Version 2.4.1: Added -O3 compile option to cythonization.
Version 2.3.2: Fixed logical and runtime errors in single density --atom-mask option. Improved cythonization further. Added --optimized-radii option to single density submode.
Version 2.2.1: Moved previous single density submode to cloud submode. Created new single density submode that has near parallel options to single difference submode. Added --atom-mask option to single density submode. Improved cythonization to gain additional computational performance. Performed a variety of bug fixes.
Version 2.1.1: Over 2200 lines of additional code has been written and most of the code base has been revised and refactored. Computationally intensive parts of the code have been cythonized to improve execution performance. Many variables and functions have been renamed to greatly improve readability and understanding of the code base, API, and CLI.
The application programming interface (API) has been greatly expanded and much of the functionality streamlined.
The command line interface has been greatly expanded and now includes single, multiple, contacts, generate, and optimize modes.
Optimize mode has a new penalty function being optimized that both minimizes differences in density-electron ratio estimates and maximizes electron cloud aggregation. The optimization is also roughly 10-fold faster than the previous generation of algorithm.
The atom types have been systematically generated from the wwPDB master chemical components file. Both amino acid and nucleic acid type parameters have been optimized. So both protein and nucleic acid PDB entries can be analyzed now.

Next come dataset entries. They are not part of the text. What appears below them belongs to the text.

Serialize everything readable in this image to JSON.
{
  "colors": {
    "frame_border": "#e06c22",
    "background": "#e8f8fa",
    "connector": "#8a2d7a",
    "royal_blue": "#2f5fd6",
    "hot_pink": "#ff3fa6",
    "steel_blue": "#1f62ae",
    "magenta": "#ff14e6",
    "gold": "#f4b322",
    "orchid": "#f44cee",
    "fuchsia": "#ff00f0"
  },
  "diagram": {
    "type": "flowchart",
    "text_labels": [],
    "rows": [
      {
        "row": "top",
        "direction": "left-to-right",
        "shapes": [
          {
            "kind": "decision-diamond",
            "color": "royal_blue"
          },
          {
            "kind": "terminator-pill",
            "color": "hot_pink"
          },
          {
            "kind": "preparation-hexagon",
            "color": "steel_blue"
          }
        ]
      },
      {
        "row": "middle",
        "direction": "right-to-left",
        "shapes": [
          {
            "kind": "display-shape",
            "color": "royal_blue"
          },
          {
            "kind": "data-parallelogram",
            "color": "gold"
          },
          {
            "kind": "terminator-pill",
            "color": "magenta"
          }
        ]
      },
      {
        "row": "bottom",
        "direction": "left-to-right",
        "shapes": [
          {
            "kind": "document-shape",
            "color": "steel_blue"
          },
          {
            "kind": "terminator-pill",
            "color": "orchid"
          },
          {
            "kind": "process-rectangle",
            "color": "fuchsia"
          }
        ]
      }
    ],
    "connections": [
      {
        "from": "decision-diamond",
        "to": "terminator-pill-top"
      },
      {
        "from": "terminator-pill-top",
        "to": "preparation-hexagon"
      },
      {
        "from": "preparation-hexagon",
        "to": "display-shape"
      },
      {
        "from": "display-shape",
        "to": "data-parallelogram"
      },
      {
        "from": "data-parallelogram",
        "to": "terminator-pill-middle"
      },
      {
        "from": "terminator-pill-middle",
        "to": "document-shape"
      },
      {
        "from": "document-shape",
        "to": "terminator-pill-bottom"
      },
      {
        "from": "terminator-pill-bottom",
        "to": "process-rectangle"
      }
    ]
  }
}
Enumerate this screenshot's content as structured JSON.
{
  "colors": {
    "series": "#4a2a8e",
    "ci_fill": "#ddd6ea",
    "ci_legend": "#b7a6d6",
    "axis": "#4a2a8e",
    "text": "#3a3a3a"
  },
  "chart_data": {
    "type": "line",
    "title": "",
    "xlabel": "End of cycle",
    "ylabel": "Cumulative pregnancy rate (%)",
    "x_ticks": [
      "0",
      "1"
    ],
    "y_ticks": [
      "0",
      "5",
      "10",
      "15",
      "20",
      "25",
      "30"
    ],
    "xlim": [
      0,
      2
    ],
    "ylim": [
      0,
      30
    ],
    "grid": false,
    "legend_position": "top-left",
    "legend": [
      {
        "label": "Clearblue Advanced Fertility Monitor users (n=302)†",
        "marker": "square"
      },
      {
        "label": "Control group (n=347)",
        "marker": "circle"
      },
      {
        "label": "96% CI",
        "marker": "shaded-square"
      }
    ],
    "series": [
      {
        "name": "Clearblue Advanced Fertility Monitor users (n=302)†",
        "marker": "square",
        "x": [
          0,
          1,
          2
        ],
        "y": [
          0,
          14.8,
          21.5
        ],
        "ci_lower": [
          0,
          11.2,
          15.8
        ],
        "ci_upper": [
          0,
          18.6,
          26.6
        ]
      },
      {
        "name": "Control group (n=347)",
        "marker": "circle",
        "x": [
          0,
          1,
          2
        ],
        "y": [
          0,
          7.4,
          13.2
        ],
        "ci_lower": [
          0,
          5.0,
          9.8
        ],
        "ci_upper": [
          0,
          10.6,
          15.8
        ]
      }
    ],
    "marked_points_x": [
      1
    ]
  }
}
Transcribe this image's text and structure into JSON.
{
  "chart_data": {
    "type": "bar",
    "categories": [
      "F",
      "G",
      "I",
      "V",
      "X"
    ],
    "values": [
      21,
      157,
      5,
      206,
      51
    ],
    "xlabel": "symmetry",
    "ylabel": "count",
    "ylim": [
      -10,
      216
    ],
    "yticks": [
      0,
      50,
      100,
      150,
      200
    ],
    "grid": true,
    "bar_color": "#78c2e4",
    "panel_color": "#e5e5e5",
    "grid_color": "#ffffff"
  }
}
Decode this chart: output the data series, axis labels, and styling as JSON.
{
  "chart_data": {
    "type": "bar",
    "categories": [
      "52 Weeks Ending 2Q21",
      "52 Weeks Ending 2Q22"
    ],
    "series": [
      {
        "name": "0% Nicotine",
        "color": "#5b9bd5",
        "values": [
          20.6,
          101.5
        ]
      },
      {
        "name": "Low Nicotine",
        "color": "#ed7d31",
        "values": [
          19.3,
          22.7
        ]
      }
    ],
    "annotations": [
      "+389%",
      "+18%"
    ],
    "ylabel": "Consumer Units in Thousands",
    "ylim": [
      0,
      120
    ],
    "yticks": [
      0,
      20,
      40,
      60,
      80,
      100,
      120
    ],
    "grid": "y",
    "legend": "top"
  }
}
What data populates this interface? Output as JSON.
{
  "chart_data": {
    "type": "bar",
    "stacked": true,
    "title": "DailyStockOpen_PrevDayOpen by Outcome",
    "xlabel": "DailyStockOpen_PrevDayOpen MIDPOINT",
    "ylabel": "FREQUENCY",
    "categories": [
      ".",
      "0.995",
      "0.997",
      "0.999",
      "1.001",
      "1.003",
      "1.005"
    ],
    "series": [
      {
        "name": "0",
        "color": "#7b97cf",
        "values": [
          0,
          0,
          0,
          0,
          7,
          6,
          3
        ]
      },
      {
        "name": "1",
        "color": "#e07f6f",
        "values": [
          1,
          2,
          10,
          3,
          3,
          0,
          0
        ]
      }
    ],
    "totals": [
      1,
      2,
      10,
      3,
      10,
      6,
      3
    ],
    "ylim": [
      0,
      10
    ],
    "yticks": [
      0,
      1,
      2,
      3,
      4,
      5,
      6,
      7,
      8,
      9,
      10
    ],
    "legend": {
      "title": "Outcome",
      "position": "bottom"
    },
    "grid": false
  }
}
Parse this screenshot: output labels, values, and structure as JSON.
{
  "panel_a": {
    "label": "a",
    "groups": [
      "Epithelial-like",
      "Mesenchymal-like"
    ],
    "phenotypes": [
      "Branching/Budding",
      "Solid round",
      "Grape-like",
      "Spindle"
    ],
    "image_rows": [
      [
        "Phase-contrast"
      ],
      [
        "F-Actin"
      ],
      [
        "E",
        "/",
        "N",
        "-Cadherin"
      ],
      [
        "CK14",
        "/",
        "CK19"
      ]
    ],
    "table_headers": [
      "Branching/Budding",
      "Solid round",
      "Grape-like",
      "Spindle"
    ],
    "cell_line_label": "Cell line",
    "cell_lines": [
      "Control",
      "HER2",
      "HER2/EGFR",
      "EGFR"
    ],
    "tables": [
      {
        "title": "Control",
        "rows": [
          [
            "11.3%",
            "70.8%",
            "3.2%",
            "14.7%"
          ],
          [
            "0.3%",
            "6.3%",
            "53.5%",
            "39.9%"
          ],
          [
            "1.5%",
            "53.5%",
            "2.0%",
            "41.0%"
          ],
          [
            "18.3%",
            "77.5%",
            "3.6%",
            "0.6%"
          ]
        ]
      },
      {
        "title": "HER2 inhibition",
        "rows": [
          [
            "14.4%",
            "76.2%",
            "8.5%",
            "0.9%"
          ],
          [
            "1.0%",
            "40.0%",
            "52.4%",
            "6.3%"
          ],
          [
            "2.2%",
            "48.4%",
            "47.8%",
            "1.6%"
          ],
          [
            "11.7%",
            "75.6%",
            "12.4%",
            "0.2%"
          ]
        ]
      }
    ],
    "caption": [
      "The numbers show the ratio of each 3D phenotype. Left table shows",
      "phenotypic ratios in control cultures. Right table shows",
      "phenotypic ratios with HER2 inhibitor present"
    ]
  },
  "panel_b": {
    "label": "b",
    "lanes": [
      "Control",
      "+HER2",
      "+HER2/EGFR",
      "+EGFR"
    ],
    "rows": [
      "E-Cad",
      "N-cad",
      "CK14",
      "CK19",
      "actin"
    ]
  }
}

A modified Clear BSD License
Copyright (c) 2019, Sen Yao, Hunter N.B. Moseley All rights reserved.
Redistribution and use in source and binary forms, with or without modification, are permitted (subject to the limitations in the disclaimer below) provided that the following conditions are met:
- Redistributions of source code must retain the above copyright notice, this list of conditions and the following disclaimer.
- Redistributions in binary form must reproduce the above copyright notice, this list of conditions and the following disclaimer in the documentation and/or other materials provided with the distribution.
- Neither the name of the copyright holder nor the names of its contributors may be used to endorse or promote products derived from this software without specific prior written permission.
- If the source code is used in a published work, then proper citation of the source code must be included with the published work.
NO EXPRESS OR IMPLIED LICENSES TO ANY PARTY'S PATENT RIGHTS ARE GRANTED BY THIS LICENSE. THIS SOFTWARE IS PROVIDED BY THE COPYRIGHT HOLDERS AND CONTRIBUTORS "AS IS" AND ANY EXPRESS OR IMPLIED WARRANTIES, INCLUDING, BUT NOT LIMITED TO, THE IMPLIED WARRANTIES OF MERCHANTABILITY AND FITNESS FOR A PARTICULAR PURPOSE ARE DISCLAIMED. IN NO EVENT SHALL THE COPYRIGHT HOLDER OR CONTRIBUTORS BE LIABLE FOR ANY DIRECT, INDIRECT, INCIDENTAL, SPECIAL, EXEMPLARY, OR CONSEQUENTIAL DAMAGES (INCLUDING, BUT NOT LIMITED TO, PROCUREMENT OF SUBSTITUTE GOODS OR SERVICES; LOSS OF USE, DATA, OR PROFITS; OR BUSINESS INTERRUPTION) HOWEVER CAUSED AND ON ANY THEORY OF LIABILITY, WHETHER IN CONTRACT, STRICT LIABILITY, OR TORT (INCLUDING NEGLIGENCE OR OTHERWISE) ARISING IN ANY WAY OUT OF THE USE OF THIS SOFTWARE, EVEN IF ADVISED OF THE POSSIBILITY OF SUCH DAMAGE.